French, German and Mexican officials have made similar comments. It seems that trading partners are a lot like marriage or other long term significant others. If the relationship is to last, early on the partners come to respect Ben Franklin’s advice about the spoonful of honey being superior to the gallon of vinegar. Words spoken in anger or outright criticism degrade the relationship, sometimes permanently.

And this is precisely what is wrong with the Trump approach with our (at least they were in 2017) allies, Mexico, Canada and the EU. As of yesterday the vitriol has ramped up against China. Well, China has no regard for U.S. Intellectual Property laws, openly selling movies and music in public with no royalty payments. This is not the case for our allies.
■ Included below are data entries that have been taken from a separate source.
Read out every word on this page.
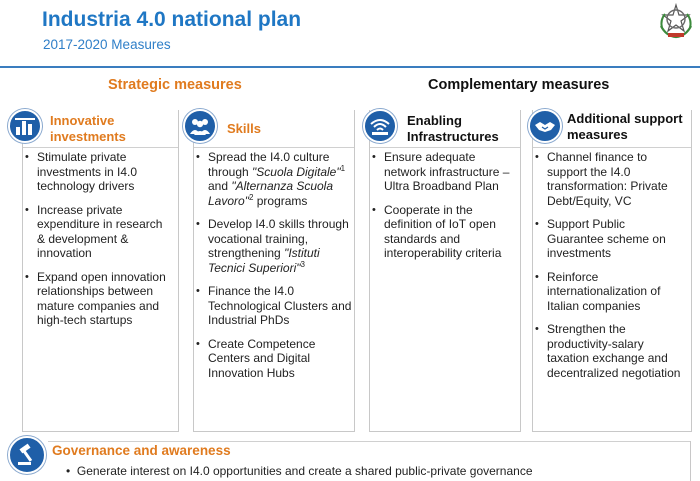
Industria 4.0 national plan
2017-2020 Measures
Strategic measures	Complementary measures
Innovative
investments
• Stimulate private investments in I4.0 technology drivers
• Increase private expenditure in research & development & innovation
• Expand open innovation relationships between mature companies and high-tech startups
Skills
• Spread the I4.0 culture through "Scuola Digitale"$^1$ and "Alternanza Scuola Lavoro"$^2$ programs
• Develop I4.0 skills through vocational training, strengthening "Istituti Tecnici Superiori"$^3$
• Finance the I4.0 Technological Clusters and Industrial PhDs
• Create Competence Centers and Digital Innovation Hubs
Enabling
Infrastructures
• Ensure adequate network infrastructure – Ultra Broadband Plan
• Cooperate in the definition of IoT open standards and interoperability criteria
Additional support
measures
• Channel finance to support the I4.0 transformation: Private Debt/Equity, VC
• Support Public Guarantee scheme on investments
• Reinforce internationalization of Italian companies
• Strengthen the productivity-salary taxation exchange and decentralized negotiation
Governance and awareness
•  Generate interest on I4.0 opportunities and create a shared public-private governance
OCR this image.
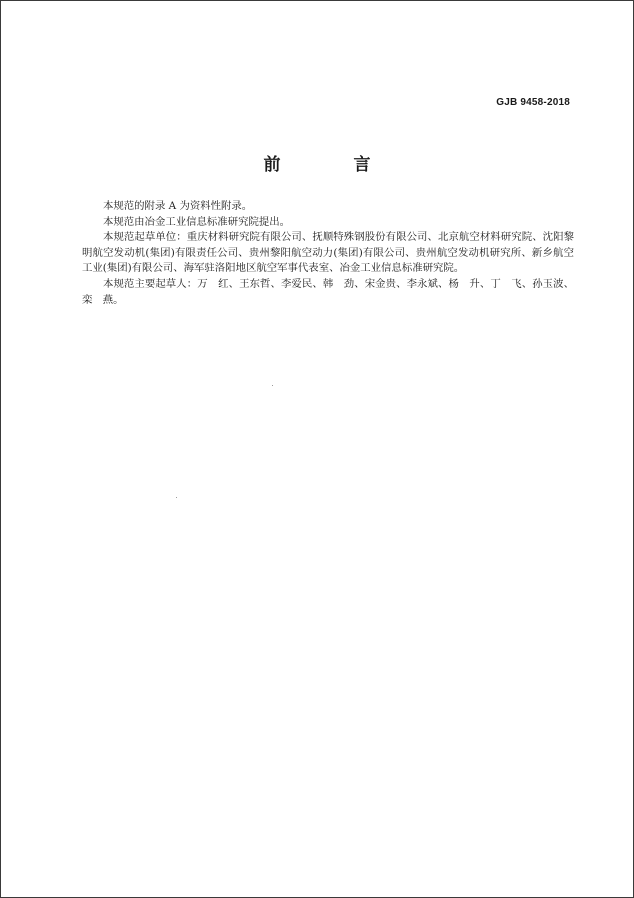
GJB 9458-2018
前　言

本规范的附录 A 为资料性附录。

本规范由冶金工业信息标准研究院提出。

本规范起草单位：重庆材料研究院有限公司、抚顺特殊钢股份有限公司、北京航空材料研究院、沈阳黎明航空发动机(集团)有限责任公司、贵州黎阳航空动力(集团)有限公司、贵州航空发动机研究所、新乡航空工业(集团)有限公司、海军驻洛阳地区航空军事代表室、冶金工业信息标准研究院。

本规范主要起草人：万　红、王东哲、李爱民、韩　劲、宋金贵、李永斌、杨　升、丁　飞、孙玉波、栾　燕。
The Trump Art of the Deal seems to be making an outlandish statement to the horror of the other party, backing off, then roaring back again with another threat, and then, well, I am not sure where the administration is going. The point being, that however this ends, our North America and EU trading partners are not likely to forget the affront. Being treated like an outright trade pirate like China is not appreciated.

Another of our criticisms of Trump’s ‘trade wars are easy to win’ theme is that of unintended consequences. On the one hand Trumps says he wants to decrease our trade imbalance. The U.S. shipped a whopping $19.9 billion in petroleum exports in April alone that is surely improving our export balance. And crude exports have more than doubled since January 2017.

Canadian Defense Minister Harjit Sajjan

To consider Canada a national security risk as a result of steel is beyond ridiculous.

Now the Trump shoots his own foot gambit. The price of steel is about 20% of the cost of drilling, producing, transporting, refining petroleum. So a steel tariff instantly raises the cost of petroleum products. Add it probably does that faster than retail prices can be raised to compensate. So whatever price advantage the U.S. might have via productive fracking, is being offset by increased steel prices. And the number of steel producers conceivably helped by this is much smaller than the number of manufacturers and energy producers inconvenienced by high prices.

The strength of the U.S. Dollar may have run its course since February. This caused energy shares to lead the 300+ rally this past Wednesday. Arthur Laffer and Stephen Moore have a new book coming on Trumponomics, it’s Trumps’ Economy Now. Let’s hope the next book won’t be Trump’s Failed Tariffs.